Büyük bir İstanbul depreminin ülkemiz için beka sorunu olduğunu bakanlarımız, milletvekillerimiz dile getirmektedirler. Toplumumuzun bir parçası olmayan ve uyum sağlayamayan sığınmacıların afet anında nasıl davranacağı da önemli bir sorun ve soru işareti olarak akıllarda kalmaktadır. Afetlere dayanıklı/güvenli yapılarda yaşamak insanların en temek ihtiyacı olan bir yaşam hakkıdır. Vatandaşlarımızın siyasilerden ve ülke yönetimine talip olanlardan bu hakkı yerine getirmelerini talep etmesi ve bu talebi her ortamda dile getirmesi önemlidir.
"Bilim insanları yapacağı açıklamaları bilimsel verileri ile desteklemeli"
Vatandaşlarımız deprem güvenli konutlarda yaşamalı ve oluşturulan bilgi kirliliklerinden uzak tutulmalıdır. Uzmanlık alanı olmamasına rağmen deprem ve deprem tahminleri hakkında yorumlar yapan kişiler halkı korku ve paniğe sürüklemektedir. Bunun önüne geçmek için bu açıklamalar bir kamu kurumu aracılığıyla ya da oluşturulacak bir 'Deprem Bilim Kurulu' tarafından yapılmalıdır. Ülkemiz gibi deprem potansiyeli yüksek Japonya, Çin, Yunanistan, ABD, İran gibi ülkelerde deprem ile ilgili açıklamalar o ülkenin deprem araştırma merkezleri tarafından yapılmaktadır. Bilim insanları yapacağı açıklamaları bilimsel verileri ile desteklemeli, referans göstermelidir.
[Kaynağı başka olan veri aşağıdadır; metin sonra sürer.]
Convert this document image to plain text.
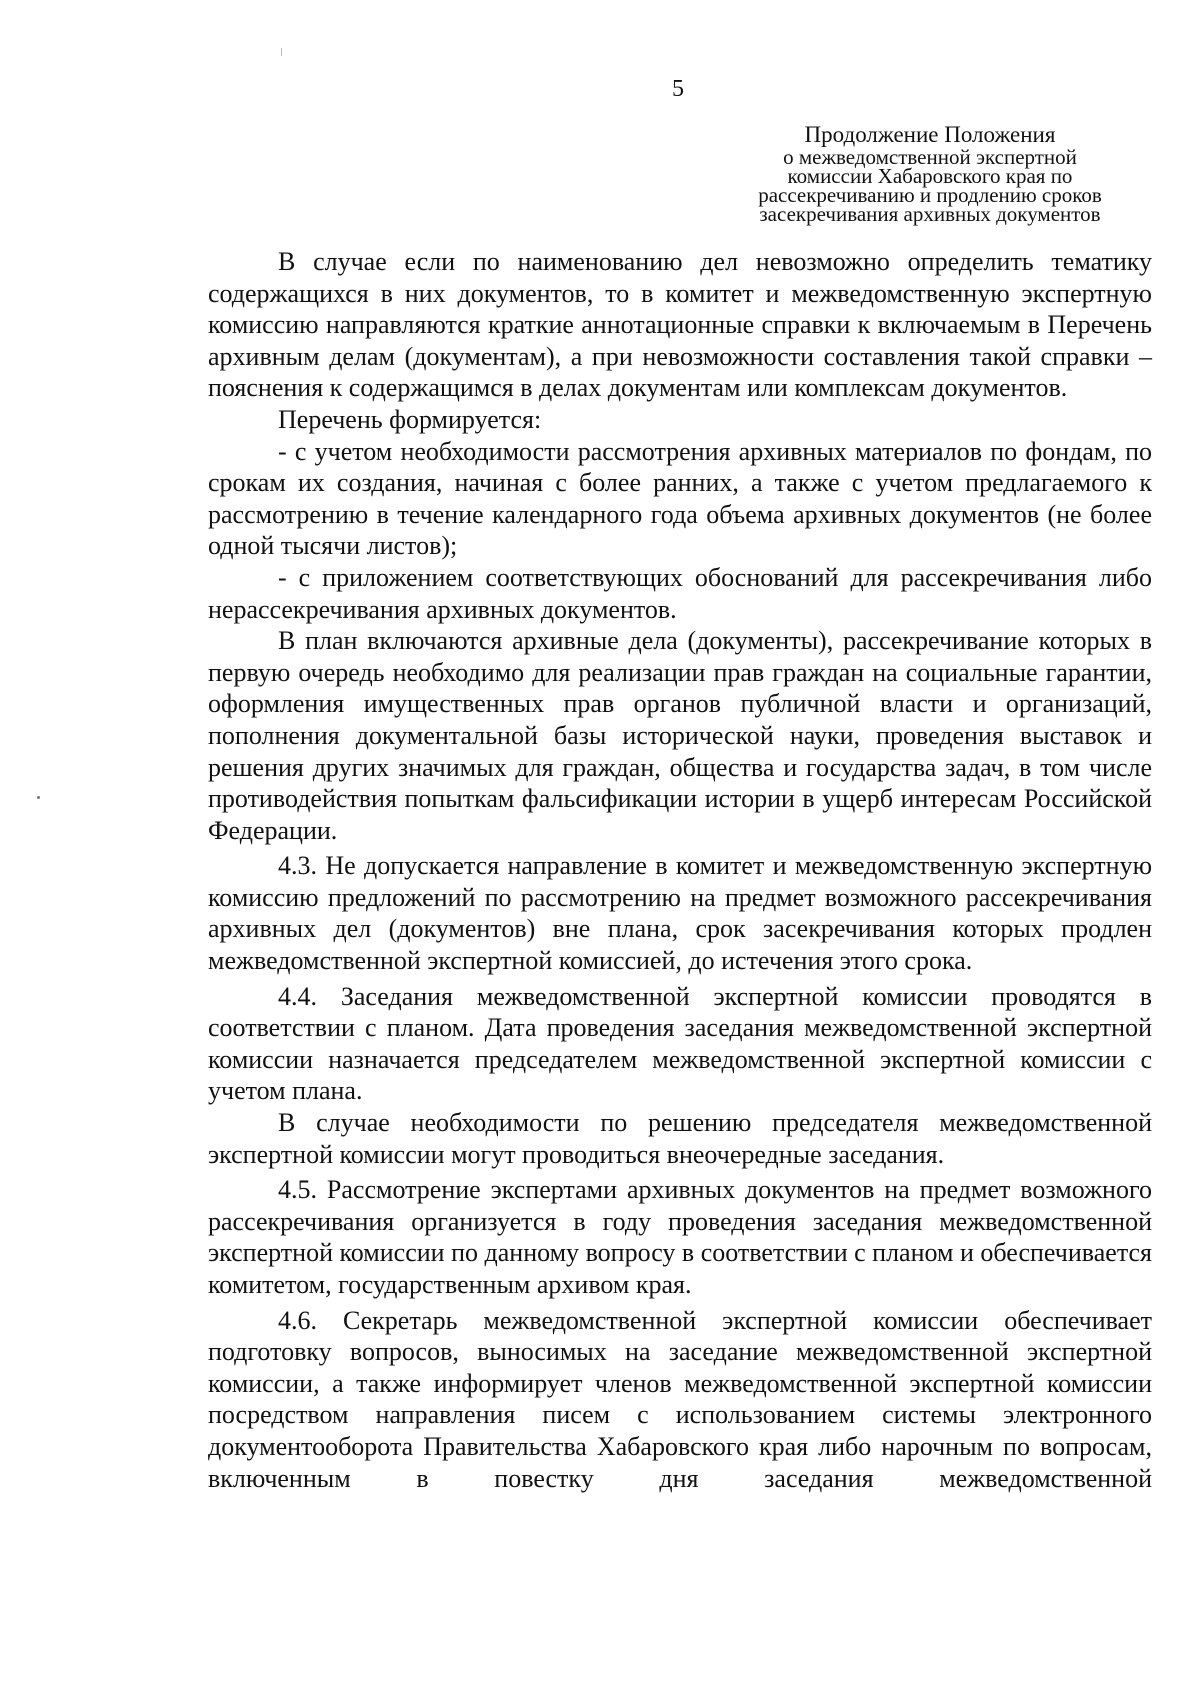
5
Продолжение Положения
о межведомственной экспертной
комиссии Хабаровского края по
рассекречиванию и продлению сроков
засекречивания архивных документов

В случае если по наименованию дел невозможно определить тематику содержащихся в них документов, то в комитет и межведомственную экспертную комиссию направляются краткие аннотационные справки к включаемым в Перечень архивным делам (документам), а при невозможности составления такой справки – пояснения к содержащимся в делах документам или комплексам документов.

Перечень формируется:

- с учетом необходимости рассмотрения архивных материалов по фондам, по срокам их создания, начиная с более ранних, а также с учетом предлагаемого к рассмотрению в течение календарного года объема архивных документов (не более одной тысячи листов);

- с приложением соответствующих обоснований для рассекречивания либо нерассекречивания архивных документов.

В план включаются архивные дела (документы), рассекречивание которых в первую очередь необходимо для реализации прав граждан на социальные гарантии, оформления имущественных прав органов публичной власти и организаций, пополнения документальной базы исторической науки, проведения выставок и решения других значимых для граждан, общества и государства задач, в том числе противодействия попыткам фальсификации истории в ущерб интересам Российской Федерации.

4.3. Не допускается направление в комитет и межведомственную экспертную комиссию предложений по рассмотрению на предмет возможного рассекречивания архивных дел (документов) вне плана, срок засекречивания которых продлен межведомственной экспертной комиссией, до истечения этого срока.

4.4. Заседания межведомственной экспертной комиссии проводятся в соответствии с планом. Дата проведения заседания межведомственной экспертной комиссии назначается председателем межведомственной экспертной комиссии с учетом плана.

В случае необходимости по решению председателя межведомственной экспертной комиссии могут проводиться внеочередные заседания.

4.5. Рассмотрение экспертами архивных документов на предмет возможного рассекречивания организуется в году проведения заседания межведомственной экспертной комиссии по данному вопросу в соответствии с планом и обеспечивается комитетом, государственным архивом края.

4.6. Секретарь межведомственной экспертной комиссии обеспечивает подготовку вопросов, выносимых на заседание межведомственной экспертной комиссии, а также информирует членов межведомственной экспертной комиссии посредством направления писем с использованием системы электронного документооборота Правительства Хабаровского края либо нарочным по вопросам, включенным в повестку дня заседания межведомственной
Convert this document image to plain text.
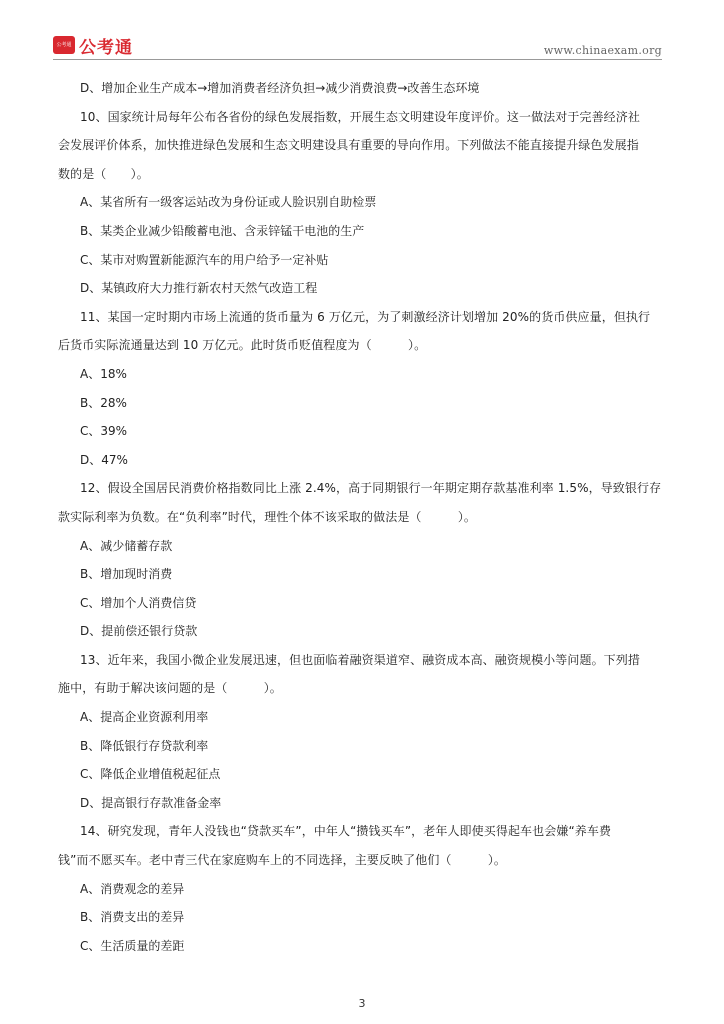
公考通 公考通	www.chinaexam.org
D、增加企业生产成本→增加消费者经济负担→减少消费浪费→改善生态环境
10、国家统计局每年公布各省份的绿色发展指数，开展生态文明建设年度评价。这一做法对于完善经济社
会发展评价体系，加快推进绿色发展和生态文明建设具有重要的导向作用。下列做法不能直接提升绿色发展指
数的是（　　）。
A、某省所有一级客运站改为身份证或人脸识别自助检票
B、某类企业减少铅酸蓄电池、含汞锌锰干电池的生产
C、某市对购置新能源汽车的用户给予一定补贴
D、某镇政府大力推行新农村天然气改造工程
11、某国一定时期内市场上流通的货币量为 6 万亿元，为了刺激经济计划增加 20%的货币供应量，但执行
后货币实际流通量达到 10 万亿元。此时货币贬值程度为（　　　）。
A、18%
B、28%
C、39%
D、47%
12、假设全国居民消费价格指数同比上涨 2.4%，高于同期银行一年期定期存款基准利率 1.5%，导致银行存
款实际利率为负数。在“负利率”时代，理性个体不该采取的做法是（　　　）。
A、减少储蓄存款
B、增加现时消费
C、增加个人消费信贷
D、提前偿还银行贷款
13、近年来，我国小微企业发展迅速，但也面临着融资渠道窄、融资成本高、融资规模小等问题。下列措
施中，有助于解决该问题的是（　　　）。
A、提高企业资源利用率
B、降低银行存贷款利率
C、降低企业增值税起征点
D、提高银行存款准备金率
14、研究发现，青年人没钱也“贷款买车”，中年人“攒钱买车”，老年人即使买得起车也会嫌“养车费
钱”而不愿买车。老中青三代在家庭购车上的不同选择，主要反映了他们（　　　）。
A、消费观念的差异
B、消费支出的差异
C、生活质量的差距
3
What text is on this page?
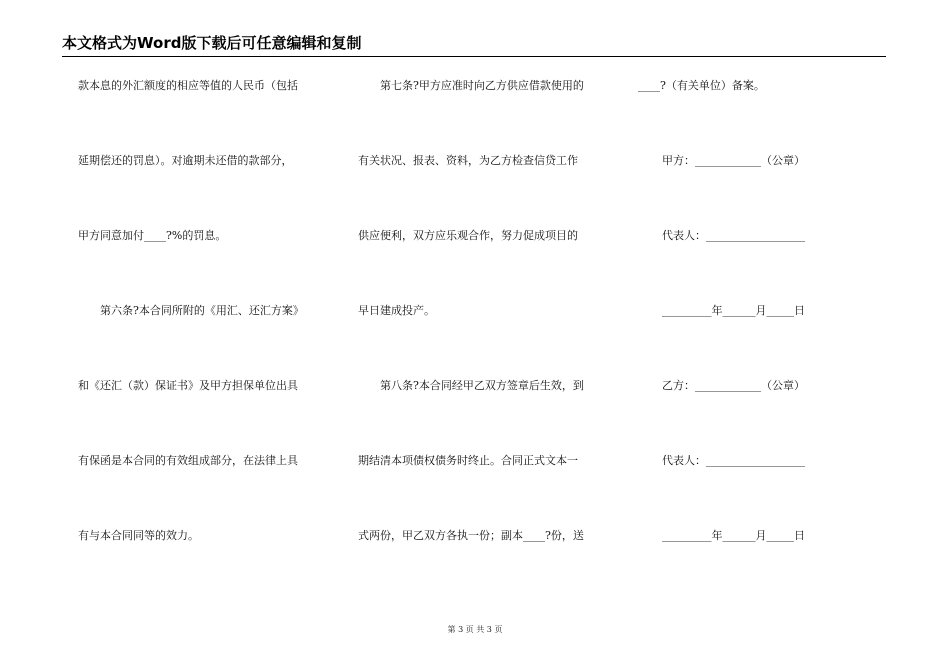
本文格式为Word版下载后可任意编辑和复制
款本息的外汇额度的相应等值的人民币（包括
延期偿还的罚息）。对逾期未还借的款部分，
甲方同意加付____?%的罚息。
　　第六条?本合同所附的《用汇、还汇方案》
和《还汇（款）保证书》及甲方担保单位出具
有保函是本合同的有效组成部分，在法律上具
有与本合同同等的效力。
　　第七条?甲方应准时向乙方供应借款使用的
有关状况、报表、资料，为乙方检查信贷工作
供应便利，双方应乐观合作，努力促成项目的
早日建成投产。
　　第八条?本合同经甲乙双方签章后生效，到
期结清本项债权债务时终止。合同正式文本一
式两份，甲乙双方各执一份；副本____?份，送
____?（有关单位）备案。
甲方：____________（公章）
代表人：__________________
_________年______月_____日
乙方：____________（公章）
代表人：__________________
_________年______月_____日
第 3 页 共 3 页
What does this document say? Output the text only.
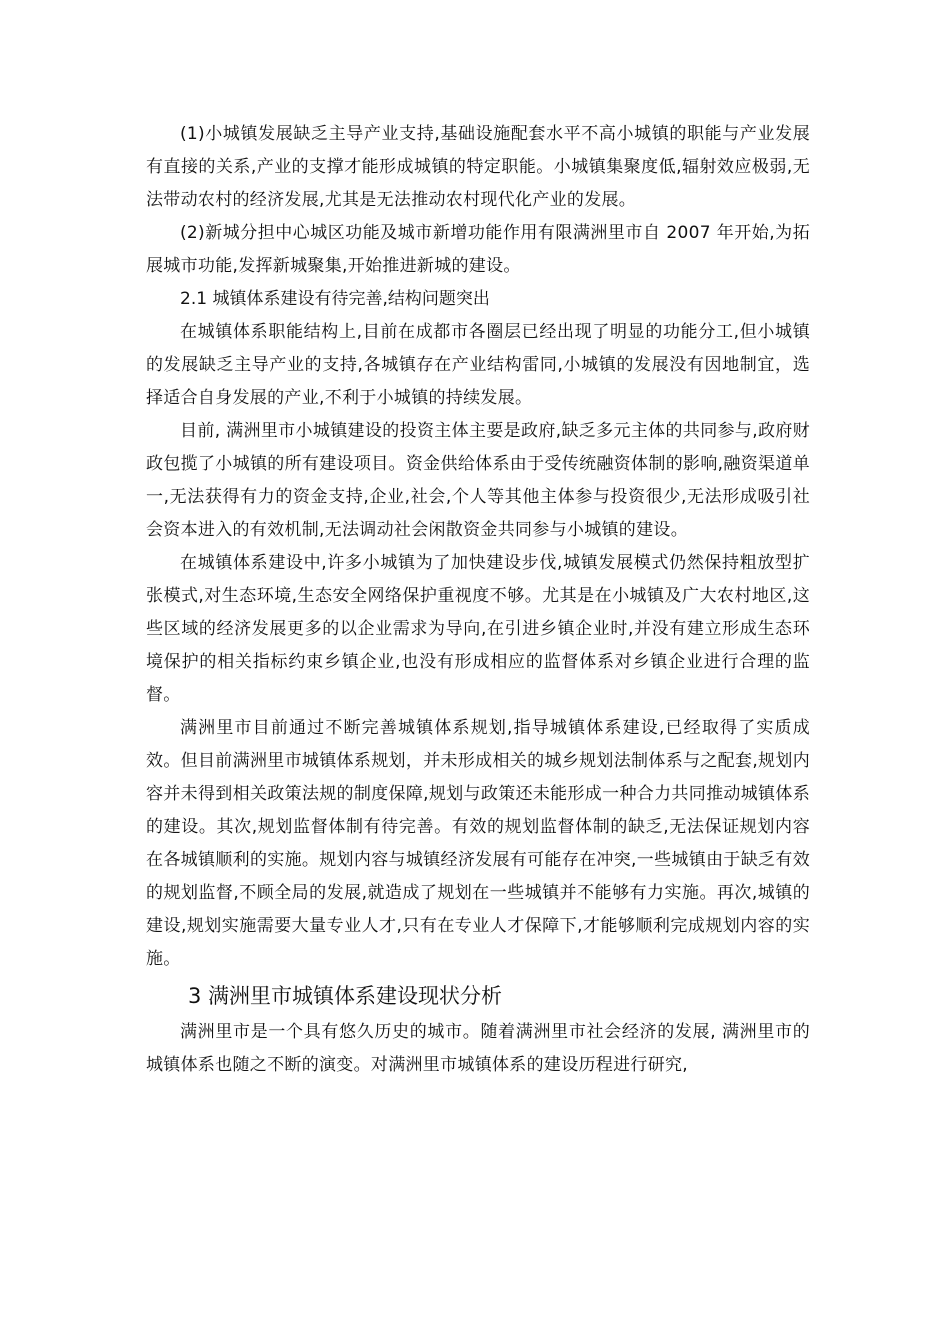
(1)小城镇发展缺乏主导产业支持,基础设施配套水平不高小城镇的职能与产业发展有直接的关系,产业的支撑才能形成城镇的特定职能。小城镇集聚度低,辐射效应极弱,无法带动农村的经济发展,尤其是无法推动农村现代化产业的发展。

(2)新城分担中心城区功能及城市新增功能作用有限满洲里市自 2007 年开始,为拓展城市功能,发挥新城聚集,开始推进新城的建设。

2.1 城镇体系建设有待完善,结构问题突出

在城镇体系职能结构上,目前在成都市各圈层已经出现了明显的功能分工,但小城镇的发展缺乏主导产业的支持,各城镇存在产业结构雷同,小城镇的发展没有因地制宜，选择适合自身发展的产业,不利于小城镇的持续发展。

目前, 满洲里市小城镇建设的投资主体主要是政府,缺乏多元主体的共同参与,政府财政包揽了小城镇的所有建设项目。资金供给体系由于受传统融资体制的影响,融资渠道单一,无法获得有力的资金支持,企业,社会,个人等其他主体参与投资很少,无法形成吸引社会资本进入的有效机制,无法调动社会闲散资金共同参与小城镇的建设。

在城镇体系建设中,许多小城镇为了加快建设步伐,城镇发展模式仍然保持粗放型扩张模式,对生态环境,生态安全网络保护重视度不够。尤其是在小城镇及广大农村地区,这些区域的经济发展更多的以企业需求为导向,在引进乡镇企业时,并没有建立形成生态环境保护的相关指标约束乡镇企业,也没有形成相应的监督体系对乡镇企业进行合理的监督。

满洲里市目前通过不断完善城镇体系规划,指导城镇体系建设,已经取得了实质成效。但目前满洲里市城镇体系规划，并未形成相关的城乡规划法制体系与之配套,规划内容并未得到相关政策法规的制度保障,规划与政策还未能形成一种合力共同推动城镇体系的建设。其次,规划监督体制有待完善。有效的规划监督体制的缺乏,无法保证规划内容在各城镇顺利的实施。规划内容与城镇经济发展有可能存在冲突,一些城镇由于缺乏有效的规划监督,不顾全局的发展,就造成了规划在一些城镇并不能够有力实施。再次,城镇的建设,规划实施需要大量专业人才,只有在专业人才保障下,才能够顺利完成规划内容的实施。

3 满洲里市城镇体系建设现状分析

满洲里市是一个具有悠久历史的城市。随着满洲里市社会经济的发展, 满洲里市的城镇体系也随之不断的演变。对满洲里市城镇体系的建设历程进行研究,
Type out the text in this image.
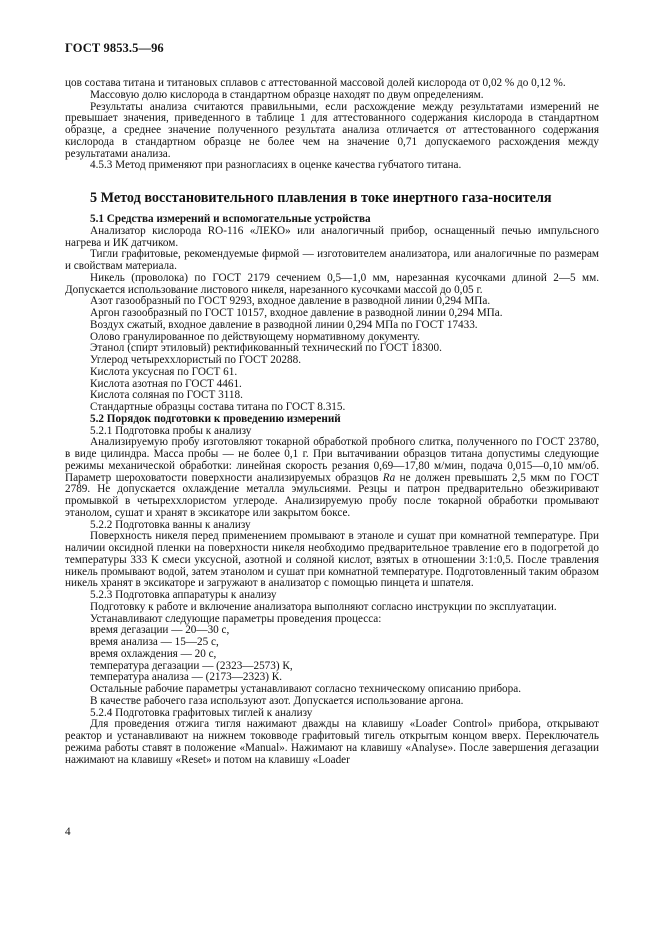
ГОСТ 9853.5—96

цов состава титана и титановых сплавов с аттестованной массовой долей кислорода от 0,02 % до 0,12 %.

Массовую долю кислорода в стандартном образце находят по двум определениям.

Результаты анализа считаются правильными, если расхождение между результатами измерений не превышает значения, приведенного в таблице 1 для аттестованного содержания кислорода в стандартном образце, а среднее значение полученного результата анализа отличается от аттестованного содержания кислорода в стандартном образце не более чем на значение 0,71 допускаемого расхождения между результатами анализа.

4.5.3 Метод применяют при разногласиях в оценке качества губчатого титана.

5 Метод восстановительного плавления в токе инертного газа-носителя
5.1 Средства измерений и вспомогательные устройства

Анализатор кислорода RO-116 «ЛЕКО» или аналогичный прибор, оснащенный печью импульсного нагрева и ИК датчиком.

Тигли графитовые, рекомендуемые фирмой — изготовителем анализатора, или аналогичные по размерам и свойствам материала.

Никель (проволока) по ГОСТ 2179 сечением 0,5—1,0 мм, нарезанная кусочками длиной 2—5 мм. Допускается использование листового никеля, нарезанного кусочками массой до 0,05 г.

Азот газообразный по ГОСТ 9293, входное давление в разводной линии 0,294 МПа.

Аргон газообразный по ГОСТ 10157, входное давление в разводной линии 0,294 МПа.

Воздух сжатый, входное давление в разводной линии 0,294 МПа по ГОСТ 17433.

Олово гранулированное по действующему нормативному документу.

Этанол (спирт этиловый) ректификованный технический по ГОСТ 18300.

Углерод четыреххлористый по ГОСТ 20288.

Кислота уксусная по ГОСТ 61.

Кислота азотная по ГОСТ 4461.

Кислота соляная по ГОСТ 3118.

Стандартные образцы состава титана по ГОСТ 8.315.

5.2 Порядок подготовки к проведению измерений

5.2.1 Подготовка пробы к анализу

Анализируемую пробу изготовляют токарной обработкой пробного слитка, полученного по ГОСТ 23780, в виде цилиндра. Масса пробы — не более 0,1 г. При вытачивании образцов титана допустимы следующие режимы механической обработки: линейная скорость резания 0,69—17,80 м/мин, подача 0,015—0,10 мм/об. Параметр шероховатости поверхности анализируемых образцов Ra не должен превышать 2,5 мкм по ГОСТ 2789. Не допускается охлаждение металла эмульсиями. Резцы и патрон предварительно обезжиривают промывкой в четыреххлористом углероде. Анализируемую пробу после токарной обработки промывают этанолом, сушат и хранят в эксикаторе или закрытом боксе.

5.2.2 Подготовка ванны к анализу

Поверхность никеля перед применением промывают в этаноле и сушат при комнатной температуре. При наличии оксидной пленки на поверхности никеля необходимо предварительное травление его в подогретой до температуры 333 К смеси уксусной, азотной и соляной кислот, взятых в отношении 3:1:0,5. После травления никель промывают водой, затем этанолом и сушат при комнатной температуре. Подготовленный таким образом никель хранят в эксикаторе и загружают в анализатор с помощью пинцета и шпателя.

5.2.3 Подготовка аппаратуры к анализу

Подготовку к работе и включение анализатора выполняют согласно инструкции по эксплуатации.

Устанавливают следующие параметры проведения процесса:

время дегазации — 20—30 с,

время анализа — 15—25 с,

время охлаждения — 20 с,

температура дегазации — (2323—2573) К,

температура анализа — (2173—2323) К.

Остальные рабочие параметры устанавливают согласно техническому описанию прибора.

В качестве рабочего газа используют азот. Допускается использование аргона.

5.2.4 Подготовка графитовых тиглей к анализу

Для проведения отжига тигля нажимают дважды на клавишу «Loader Control» прибора, открывают реактор и устанавливают на нижнем токовводе графитовый тигель открытым концом вверх. Переключатель режима работы ставят в положение «Manual». Нажимают на клавишу «Analyse». После завершения дегазации нажимают на клавишу «Reset» и потом на клавишу «Loader

4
''Jeofizik mühendisi istihdamı yetersiz''
Deprem sonrası yerine konulamayacak bir insan canı diğeri ise tarihi yapılardır. Bize miras kalan bu yapıların gelecek dönemlere aktarılması için incelenmeli, güçlendirilmeli ve sürekli olarak yapı sağlığı izleme sistemleriyle denetlenmelidir. Yapılara tahribat vermeden yapı jeofiziği yöntemleriyle bu incelemelerin yapılması ve denetlenmesi için Arkeoloji Müzelerinin, Koruma Kurullarının ve Kültür Dairesi Başkanlıklarının da jeofizik mühendisi istihdamı sağlaması gerekmektedir.
Yağışlar sonrası birçok otoyolun çöktüğünü bilinen bir gerçektir. Bir de deprem etkisi ile bu yapılan yolların nasıl davranacağını düşünelim. Deprem ülkesinde, depreme dayanıklı yolların yapılması gerektiği bir ülkede, afet anında kesintisiz bir ulaşımın çok önemli olduğu bir ülkede Karayolları Genel Müdürlüğü’nün 18 Bölge Müdürlüğü’nün 12’sinde jeofizik mühendisi bulunmamaktadır. Ülkemizdeki otoyolları yapan özel şirketleri kamuda çalışan mühendislerin denetlemesi önem arz etmektedir. Bu nedenle Karayolları Genel Müdürlüğü ivedilikle tüm bölge müdürlüklerine Jeofizik Mühendisi istihdamı sağlamalıdır.
100 yaşını dolduran Cumhuriyetimizde, deprem başta olmak üzere tüm afetlere dirençli kentler oluşturmak için büyük bir ivme kazanılmasını, planlanan çalışmaların uygulamaya geçilmesini görmeyi temenni ediyoruz."